Saturday, April 05, 2008

Eight years on . . .

On April 5, 2000, I sent an email with all of the news from Communist China that I could find on the internet. Twelve people received that message. If memory serves, it rose to about 20 by the time the next Update would be sent a week later.

It's been a dramatic eight years, for me, for my country, and for this cause. Yet somehow, I am still here, drawn to the cause of the Chinese people and their struggle for freedom.

I could give several reasons why: the horrifying treatment of the Chinese people by their Communist rulers, the arms deals with terrorist regimes, the anti-American ambitions of Beijing, the gutsy resistance of the Taiwanese people (now joined, and perhaps replaced, by the people of southern Korea). In the end, however, they all wrap into one -because the fate of the planet is in the hands of the Chinese people.

The day will come when the Communist regime falls, and once China enters the free world, its resources and its resourceful people all but ensure it will lead that free world within one or two generations. The question is this: how will it happen? Germany and Japan, after all, went from irridentist tyrannies to democratic models in six decades - but would anyone want a repeat of those sixty years? By constrast, Eastern Europe was liberated with only two shots fired (into the heads of the Ceaucescus).
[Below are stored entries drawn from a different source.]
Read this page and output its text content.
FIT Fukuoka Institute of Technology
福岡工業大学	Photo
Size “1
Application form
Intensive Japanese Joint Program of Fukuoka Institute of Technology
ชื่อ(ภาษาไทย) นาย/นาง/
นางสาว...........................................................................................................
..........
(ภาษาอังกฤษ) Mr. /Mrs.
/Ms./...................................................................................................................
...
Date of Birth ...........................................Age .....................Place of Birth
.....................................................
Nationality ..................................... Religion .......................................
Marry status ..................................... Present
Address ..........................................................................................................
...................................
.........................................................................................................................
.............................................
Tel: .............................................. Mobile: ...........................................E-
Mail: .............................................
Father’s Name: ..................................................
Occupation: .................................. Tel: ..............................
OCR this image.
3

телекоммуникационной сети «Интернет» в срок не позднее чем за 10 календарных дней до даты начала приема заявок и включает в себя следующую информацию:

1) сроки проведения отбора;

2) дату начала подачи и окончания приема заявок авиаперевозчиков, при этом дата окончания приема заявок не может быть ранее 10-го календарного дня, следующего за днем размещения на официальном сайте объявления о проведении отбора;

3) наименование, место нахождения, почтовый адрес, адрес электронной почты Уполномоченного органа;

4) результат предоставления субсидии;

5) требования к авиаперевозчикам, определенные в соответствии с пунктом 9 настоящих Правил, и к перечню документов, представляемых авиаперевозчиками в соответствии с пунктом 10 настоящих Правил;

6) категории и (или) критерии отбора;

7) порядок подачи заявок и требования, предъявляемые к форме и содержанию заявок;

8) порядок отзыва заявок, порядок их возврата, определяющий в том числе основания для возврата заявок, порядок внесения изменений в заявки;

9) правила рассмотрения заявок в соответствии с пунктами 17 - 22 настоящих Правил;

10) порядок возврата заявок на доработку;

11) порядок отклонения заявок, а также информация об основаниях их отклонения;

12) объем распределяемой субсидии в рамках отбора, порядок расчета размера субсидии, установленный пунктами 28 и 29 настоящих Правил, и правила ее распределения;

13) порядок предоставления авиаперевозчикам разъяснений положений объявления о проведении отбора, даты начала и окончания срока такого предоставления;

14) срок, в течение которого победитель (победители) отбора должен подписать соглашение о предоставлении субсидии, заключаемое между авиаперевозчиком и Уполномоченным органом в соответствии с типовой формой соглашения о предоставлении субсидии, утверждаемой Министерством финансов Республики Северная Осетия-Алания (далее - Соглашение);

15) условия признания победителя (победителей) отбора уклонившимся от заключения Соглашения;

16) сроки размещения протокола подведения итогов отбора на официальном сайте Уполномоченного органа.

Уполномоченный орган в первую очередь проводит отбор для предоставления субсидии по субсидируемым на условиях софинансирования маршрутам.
If we can help the Chinese people liberate themselves, it can be done without bloodshed, and China can be the model for every tyranny left on earth whose people yearn to be free. If it takes a war, it will likely be the bloodiest the world has ever seen.

It is that war and carnage that those of us who support the Chinese democracy movement from outside are desperate to prevent. Thus, we are not only trying to help the Chinese people, but all the world's peoples. As Joshua Lawrence Chamberlain (or Michael Shaara) put it: "in the end, we're fighting for each other."

So I will go on fighting - through the Olympics, through the anniversaries (Tibet's 50th, East Turkestan's 60th, and Tiananmen's 20th are next year), through the various change in deck chair on the Zhongnanhai Titanic - and I will not rest - in fact, I cannot rest - until China is free.

2 comments:

Charles said...

Dear DJ,

Hurray!

March on!

May God be with you.

Max Perilstein said...

DJ

You are doing a great thing- hopefully more and more will listen and visit.